In a rare move, three officers of the Pakistan Navy are being brought before a military court for their alleged negligence during the attack on a naval airbase in Karachi, navy sources say.
Former PNS Mehran base commander Commodore Raja Tahir and two of his subordinates – one captain and one commander – are to face trial before a court martial. The captain was the squadron leader of the P3C Orion aircraft, two of which were destroyed in the May 22 attack and the commander was in charge of one of the units on the base. Neither man has been identified by name.
(Read: PNS Mehran attack: Vulnerable, embarrassed and targeted)
Sources inside the navy say that the news of the court martial proceedings has inculcated a sense of fear amongst the officer corps, with many officers fearing that they may be brought before the military court as well. Sources add that other names are likely to crop up during the hearings.
A military court operates much like a civilian court, relying on evidence and often expanding the scope of inquiry as the investigation proceeds. The lawyers, judges and the law by which the cases are judged, however, are all very different.
If convicted, the officers could face a censure, a dishonourable discharge from the service (which includes forever forgoing one’s rank and military honours as well as military pensions) or even imprisonment, depending on the nature of charges proven against them. Keeping up with the Navy’s attempts to downplay their investigations into the incident, Navy spokesman Commodore Irfanul Haque refused to divulge details about who was being prosecuted. Haque said that the board of inquiry had presented its recommendations to Naval Chief Admiral Noman Bashir, who then authorised the court martial proceedings.
The Navy’s internal inquiry into the attack is being headed by Rear Admiral Tahseenullah Khan.
While the Navy’s attempts to prosecute those responsible for what is described as a ‘colossal intelligence failure’ are likely to meet with approval, for some, the prosecutions are too timid.
Javed Iqbal, a retired vice admiral, said that the officers being prosecuted are too ‘junior’ and that far too many senior officers – including admirals – were being let off the hook.
“The PNS attack was a colossal intelligence failure that resulted losses to the tunes of billions. But have any senior ranking officials in the intelligence agencies or the Pakistan Navy been investigated?” he asked, adding that most officers are probably breathing a sigh of relief at having not been named.
Nonetheless, Iqbal welcomed the court martial proceedings, saying that it would give a chance to many officers to clear their names. He also cautioned against assuming that those being tried were complicit in the attack.
“It could just be a matter of being blamed for security lapses or the failure to perform certain duties during the attack,” said Iqbal.
The Navy, for its part, has been trying to keep the investigation as quiet as possible. Commodore Tahir was removed from his post as base commander within three days of the attack, though Navy officials had then tried to characterise the move as a ‘routine’ affair.

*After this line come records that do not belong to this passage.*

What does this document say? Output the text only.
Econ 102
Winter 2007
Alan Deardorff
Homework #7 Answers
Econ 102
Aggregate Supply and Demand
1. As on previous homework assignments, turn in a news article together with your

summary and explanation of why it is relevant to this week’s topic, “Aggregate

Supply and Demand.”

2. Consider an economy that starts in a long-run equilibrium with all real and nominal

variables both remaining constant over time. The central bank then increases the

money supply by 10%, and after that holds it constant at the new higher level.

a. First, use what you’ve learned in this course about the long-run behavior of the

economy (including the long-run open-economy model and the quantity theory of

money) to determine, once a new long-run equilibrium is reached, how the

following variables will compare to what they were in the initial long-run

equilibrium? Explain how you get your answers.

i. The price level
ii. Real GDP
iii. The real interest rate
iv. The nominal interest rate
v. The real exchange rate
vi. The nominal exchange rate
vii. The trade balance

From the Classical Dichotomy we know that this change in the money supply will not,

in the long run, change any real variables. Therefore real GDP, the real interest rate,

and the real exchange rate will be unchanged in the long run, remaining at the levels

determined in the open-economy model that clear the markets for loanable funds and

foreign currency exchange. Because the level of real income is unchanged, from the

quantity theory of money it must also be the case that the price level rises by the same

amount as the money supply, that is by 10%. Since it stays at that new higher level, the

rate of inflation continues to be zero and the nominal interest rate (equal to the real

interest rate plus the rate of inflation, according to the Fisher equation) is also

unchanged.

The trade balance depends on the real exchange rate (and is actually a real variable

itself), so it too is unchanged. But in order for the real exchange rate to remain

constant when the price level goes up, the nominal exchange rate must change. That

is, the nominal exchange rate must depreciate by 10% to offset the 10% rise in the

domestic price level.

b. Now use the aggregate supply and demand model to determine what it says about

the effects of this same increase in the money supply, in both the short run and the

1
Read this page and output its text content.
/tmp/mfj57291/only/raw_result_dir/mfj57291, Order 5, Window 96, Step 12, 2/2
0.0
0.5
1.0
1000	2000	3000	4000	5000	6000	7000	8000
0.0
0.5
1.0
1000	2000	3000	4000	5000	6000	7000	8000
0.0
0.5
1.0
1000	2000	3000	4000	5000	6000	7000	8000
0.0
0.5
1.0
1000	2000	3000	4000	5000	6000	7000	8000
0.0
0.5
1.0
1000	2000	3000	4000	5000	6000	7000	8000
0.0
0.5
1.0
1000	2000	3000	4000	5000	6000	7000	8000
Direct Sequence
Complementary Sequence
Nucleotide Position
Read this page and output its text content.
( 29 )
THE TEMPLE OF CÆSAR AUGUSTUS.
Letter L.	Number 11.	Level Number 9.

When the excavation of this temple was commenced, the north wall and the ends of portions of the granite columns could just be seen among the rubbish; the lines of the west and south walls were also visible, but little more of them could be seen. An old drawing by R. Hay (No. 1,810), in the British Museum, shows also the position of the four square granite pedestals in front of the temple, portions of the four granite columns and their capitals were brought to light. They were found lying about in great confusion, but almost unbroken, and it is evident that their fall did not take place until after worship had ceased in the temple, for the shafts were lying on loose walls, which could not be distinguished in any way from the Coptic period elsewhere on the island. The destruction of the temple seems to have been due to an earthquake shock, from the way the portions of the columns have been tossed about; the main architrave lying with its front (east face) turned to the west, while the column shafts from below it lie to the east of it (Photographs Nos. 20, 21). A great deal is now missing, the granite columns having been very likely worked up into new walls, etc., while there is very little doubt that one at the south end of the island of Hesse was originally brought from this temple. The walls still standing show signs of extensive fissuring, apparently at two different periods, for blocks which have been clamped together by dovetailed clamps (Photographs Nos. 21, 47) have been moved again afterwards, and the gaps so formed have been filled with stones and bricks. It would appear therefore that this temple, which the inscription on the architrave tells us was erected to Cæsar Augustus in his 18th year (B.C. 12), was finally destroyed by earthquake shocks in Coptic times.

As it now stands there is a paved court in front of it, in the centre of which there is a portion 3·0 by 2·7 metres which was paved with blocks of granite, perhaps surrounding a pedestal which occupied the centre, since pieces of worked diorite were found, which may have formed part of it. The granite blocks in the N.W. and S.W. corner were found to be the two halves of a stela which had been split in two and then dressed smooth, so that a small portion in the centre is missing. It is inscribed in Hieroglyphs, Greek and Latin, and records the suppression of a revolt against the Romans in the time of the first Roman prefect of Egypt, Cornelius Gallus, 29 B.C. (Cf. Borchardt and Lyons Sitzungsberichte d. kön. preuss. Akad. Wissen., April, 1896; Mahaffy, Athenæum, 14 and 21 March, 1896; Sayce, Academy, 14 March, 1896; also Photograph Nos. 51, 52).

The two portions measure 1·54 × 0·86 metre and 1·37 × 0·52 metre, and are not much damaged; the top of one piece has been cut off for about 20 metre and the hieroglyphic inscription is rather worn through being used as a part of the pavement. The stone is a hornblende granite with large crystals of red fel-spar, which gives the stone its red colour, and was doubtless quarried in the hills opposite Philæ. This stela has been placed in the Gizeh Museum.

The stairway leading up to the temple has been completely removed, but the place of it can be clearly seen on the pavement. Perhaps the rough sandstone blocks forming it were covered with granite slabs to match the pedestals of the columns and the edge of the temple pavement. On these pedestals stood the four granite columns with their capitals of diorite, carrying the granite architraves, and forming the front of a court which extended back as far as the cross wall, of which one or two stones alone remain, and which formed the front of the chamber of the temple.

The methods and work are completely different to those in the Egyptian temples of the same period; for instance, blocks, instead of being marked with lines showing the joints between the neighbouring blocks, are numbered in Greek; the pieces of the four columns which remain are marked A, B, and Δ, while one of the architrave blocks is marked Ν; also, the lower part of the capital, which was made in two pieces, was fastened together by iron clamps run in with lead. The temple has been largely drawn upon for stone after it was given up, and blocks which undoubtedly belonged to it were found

Within five days of the attack, however, there had been arrests in the case, with security officials arresting a former Pakistan Navy commando Kamran Ahmed Malik and his brother Zaman Malik from Lahore. However, they were released a few weeks later when authorities failed to gather enough evidence to implicate either of them.
The Navy has, in the past, arrested personnel from within its ranks who have been found to be associated with extremist or militant groups. In March 2010, five such men were arrested before they could stage an attack. All five remain in incarceration at Adiala Jail in Rawalpindi. The men arrested last year were mainly junior commissioned officers and sons of Navy officers.
Published in The Express Tribune, August 4th, 2011.